All’inizio del 2015, dopo che la SNB, la banca centrale svizzera, annunciò l’abbandono del cambio minimo fra franco svizzero ed euro, esplose come conseguenza diretta il problema dei mutui in franchi svizzeri, contratti negli anni precedenti da numerosi clienti stranieri, di cui 35.000 solo in Polonia e altri 6.000 in Italia, questi ultimi attraverso la britannica Barclays.

Non tutti lo sanno, ma è possibile contrarre un mutuo con una banca straniera, erogato in una valuta diversa dalla nostra. Quando conviene una simile operazione.

Chiaramente, come dimostra il caso della Svizzera, le famiglie e le imprese si buttano sui finanziamenti in valuta estera, quando i tassi offerti sono più bassi in quel paese che nel nostro.

Mutui valuta estera, rischio cambio

Ad esempio, se una banca di Londra erogasse mutui trentennali al 2% e in sterline, quando da noi dovremmo mediamente pagare, per ipotesi, il 4%, potremmo trovare conveniente contrarre il finanziamento, meglio se a tasso fisso, cosicché non dovremmo badare alla differenza dell’evoluzione dei tassi di mercato tra l’Italia e il Regno Unito.

Tuttavia, come sempre capita con i prestiti in valuta straniera, il problema sta nelle possibili variazioni sfavorevoli del cambio nel corso dell’ammortamento. Se è già complicato prevederle in un arco di tempo relativamente breve, risulta del tutto impossibile anche solo farsi un’idea di quale sarà il tasso di cambio tra l’euro e la valuta straniera nel corso di numerosi anni, essendo diverse e molte delle quali non scrutabili le variabili che lo influenzano.

 

 

 

 

Meglio i cambi fissati bilateralmente

Per questo, sarebbe preferibile, ma non privo di rischi, un finanziamento contratto in una valuta, il cui tasso di cambio è agganciato o fissato all’euro da accordi bilaterali tra le rispettive banche centrali e non da azioni unilaterali, come accadde con il franco svizzero tra il 2011 e il 2015.

Al momento, ad esempio, potrebbe essere opportuno valutare un mutuo in corone danesi, dati i bassissimi tassi offerti nel paese scandinavo, unitamente a un cambio valutario fluttuante nella pratica nel range dell’1% attorno a quello di riferimento. Poiché l’accordo tra Copenaghen e Francoforte regge sin dal 2000 ed è erede di un altro, stretto sin dal 1982 tra Danimarca e Germania, le probabilità che il “peg” venga meno sono molto basse.

Anche il peg può tradire

Tuttavia, nemmeno un cambio fisso o controllato ci fornisce certezze, perché nessuno è in grado di dirci nel medio-lungo termine potrebbero aversi scossoni finanziari, tali da rendere necessario un suo abbandono alle fluttuazioni del mercato.

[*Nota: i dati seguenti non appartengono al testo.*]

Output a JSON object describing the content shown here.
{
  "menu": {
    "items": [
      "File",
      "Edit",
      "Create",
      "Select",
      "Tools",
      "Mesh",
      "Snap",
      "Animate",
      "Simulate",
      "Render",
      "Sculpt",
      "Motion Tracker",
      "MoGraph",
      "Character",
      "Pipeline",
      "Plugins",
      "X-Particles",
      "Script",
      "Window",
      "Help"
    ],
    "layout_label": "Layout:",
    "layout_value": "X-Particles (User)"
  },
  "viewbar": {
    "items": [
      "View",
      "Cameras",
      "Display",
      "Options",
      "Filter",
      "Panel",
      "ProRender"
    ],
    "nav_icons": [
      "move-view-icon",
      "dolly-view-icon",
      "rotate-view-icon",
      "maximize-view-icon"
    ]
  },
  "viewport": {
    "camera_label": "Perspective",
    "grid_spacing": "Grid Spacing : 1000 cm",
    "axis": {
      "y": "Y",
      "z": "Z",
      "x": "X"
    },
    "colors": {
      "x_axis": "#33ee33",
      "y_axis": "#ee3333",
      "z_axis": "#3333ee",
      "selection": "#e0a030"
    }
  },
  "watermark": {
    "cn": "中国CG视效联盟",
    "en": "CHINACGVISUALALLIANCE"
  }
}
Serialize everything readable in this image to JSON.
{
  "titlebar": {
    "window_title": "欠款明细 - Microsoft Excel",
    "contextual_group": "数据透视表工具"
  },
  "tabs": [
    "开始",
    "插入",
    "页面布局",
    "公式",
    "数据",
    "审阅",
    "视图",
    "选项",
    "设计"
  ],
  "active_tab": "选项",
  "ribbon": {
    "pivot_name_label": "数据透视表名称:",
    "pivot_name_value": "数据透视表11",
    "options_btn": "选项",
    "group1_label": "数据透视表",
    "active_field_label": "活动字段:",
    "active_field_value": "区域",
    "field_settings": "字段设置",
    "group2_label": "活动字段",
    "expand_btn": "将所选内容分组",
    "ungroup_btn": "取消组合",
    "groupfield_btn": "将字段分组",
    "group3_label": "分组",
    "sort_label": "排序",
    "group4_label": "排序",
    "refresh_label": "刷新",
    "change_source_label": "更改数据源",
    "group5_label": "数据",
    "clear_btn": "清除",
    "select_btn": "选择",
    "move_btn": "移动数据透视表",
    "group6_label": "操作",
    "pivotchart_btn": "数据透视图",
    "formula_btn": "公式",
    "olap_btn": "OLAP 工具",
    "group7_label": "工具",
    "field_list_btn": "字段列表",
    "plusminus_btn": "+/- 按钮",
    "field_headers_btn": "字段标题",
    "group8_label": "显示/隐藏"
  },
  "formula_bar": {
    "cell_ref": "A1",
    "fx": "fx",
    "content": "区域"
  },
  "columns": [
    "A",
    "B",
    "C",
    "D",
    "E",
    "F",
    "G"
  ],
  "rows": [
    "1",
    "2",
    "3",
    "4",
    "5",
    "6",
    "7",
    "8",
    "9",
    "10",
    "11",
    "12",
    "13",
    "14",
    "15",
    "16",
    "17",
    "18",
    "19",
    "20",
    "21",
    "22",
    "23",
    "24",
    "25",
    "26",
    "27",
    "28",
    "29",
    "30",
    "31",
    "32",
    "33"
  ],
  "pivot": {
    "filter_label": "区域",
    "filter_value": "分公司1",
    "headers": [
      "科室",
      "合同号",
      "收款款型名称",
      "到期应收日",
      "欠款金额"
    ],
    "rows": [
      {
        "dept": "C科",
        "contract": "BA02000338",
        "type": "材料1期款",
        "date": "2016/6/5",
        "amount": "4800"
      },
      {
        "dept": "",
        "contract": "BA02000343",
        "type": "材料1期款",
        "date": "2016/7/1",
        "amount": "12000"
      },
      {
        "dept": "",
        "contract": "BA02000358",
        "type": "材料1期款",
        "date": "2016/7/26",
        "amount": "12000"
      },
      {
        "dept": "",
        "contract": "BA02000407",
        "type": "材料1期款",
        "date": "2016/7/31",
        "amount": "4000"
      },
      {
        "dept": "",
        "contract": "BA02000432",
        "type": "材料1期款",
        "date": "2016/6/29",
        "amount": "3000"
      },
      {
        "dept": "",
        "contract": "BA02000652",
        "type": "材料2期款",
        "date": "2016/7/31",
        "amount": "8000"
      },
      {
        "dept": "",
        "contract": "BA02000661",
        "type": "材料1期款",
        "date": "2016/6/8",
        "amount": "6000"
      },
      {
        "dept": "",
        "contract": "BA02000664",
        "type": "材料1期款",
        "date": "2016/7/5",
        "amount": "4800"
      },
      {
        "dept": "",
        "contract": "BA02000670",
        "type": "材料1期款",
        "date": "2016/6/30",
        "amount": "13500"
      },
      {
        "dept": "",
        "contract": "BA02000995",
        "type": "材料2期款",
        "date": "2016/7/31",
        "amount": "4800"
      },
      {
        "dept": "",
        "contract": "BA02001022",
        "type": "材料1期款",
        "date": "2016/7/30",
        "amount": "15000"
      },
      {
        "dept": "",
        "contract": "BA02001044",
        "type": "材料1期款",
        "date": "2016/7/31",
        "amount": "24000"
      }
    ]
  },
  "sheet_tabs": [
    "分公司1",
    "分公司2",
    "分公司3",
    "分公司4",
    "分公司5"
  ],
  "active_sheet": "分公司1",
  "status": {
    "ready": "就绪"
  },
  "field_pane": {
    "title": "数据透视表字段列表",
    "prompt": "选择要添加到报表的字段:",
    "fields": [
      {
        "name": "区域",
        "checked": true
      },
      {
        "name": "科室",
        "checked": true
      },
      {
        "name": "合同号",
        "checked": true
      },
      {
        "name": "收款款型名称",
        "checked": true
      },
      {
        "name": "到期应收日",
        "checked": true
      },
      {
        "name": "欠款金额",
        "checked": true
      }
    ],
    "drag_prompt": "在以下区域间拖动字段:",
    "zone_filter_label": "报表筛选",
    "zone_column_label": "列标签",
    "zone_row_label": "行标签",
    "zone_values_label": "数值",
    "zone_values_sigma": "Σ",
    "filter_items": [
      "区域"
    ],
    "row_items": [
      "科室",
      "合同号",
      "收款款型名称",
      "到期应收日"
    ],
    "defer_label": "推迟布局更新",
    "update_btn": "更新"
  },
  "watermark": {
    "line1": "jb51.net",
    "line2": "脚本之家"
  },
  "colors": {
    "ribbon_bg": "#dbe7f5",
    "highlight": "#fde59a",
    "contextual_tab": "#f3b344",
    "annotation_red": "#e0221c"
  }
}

Il consiglio è, quindi, di contrarre un mutuo in valuta estera a tasso fisso, quando gli interessi applicati nel paese straniero risultano più bassi ai nostri e quando l’euro è considerato già debole verso il tasso di cambio con la divisa in questione. Per non rischiare, meglio optare per un “peg” collaudato negli anni.

Infine, occhio anche alla legislazione del paese in cui il mutuo viene erogato. Non sempre le normative all’estero consentono al cliente di rinegoziare il mutuo e le condizioni a cui ciò può avvenire potrebbero essere meno favorevoli che in Italia.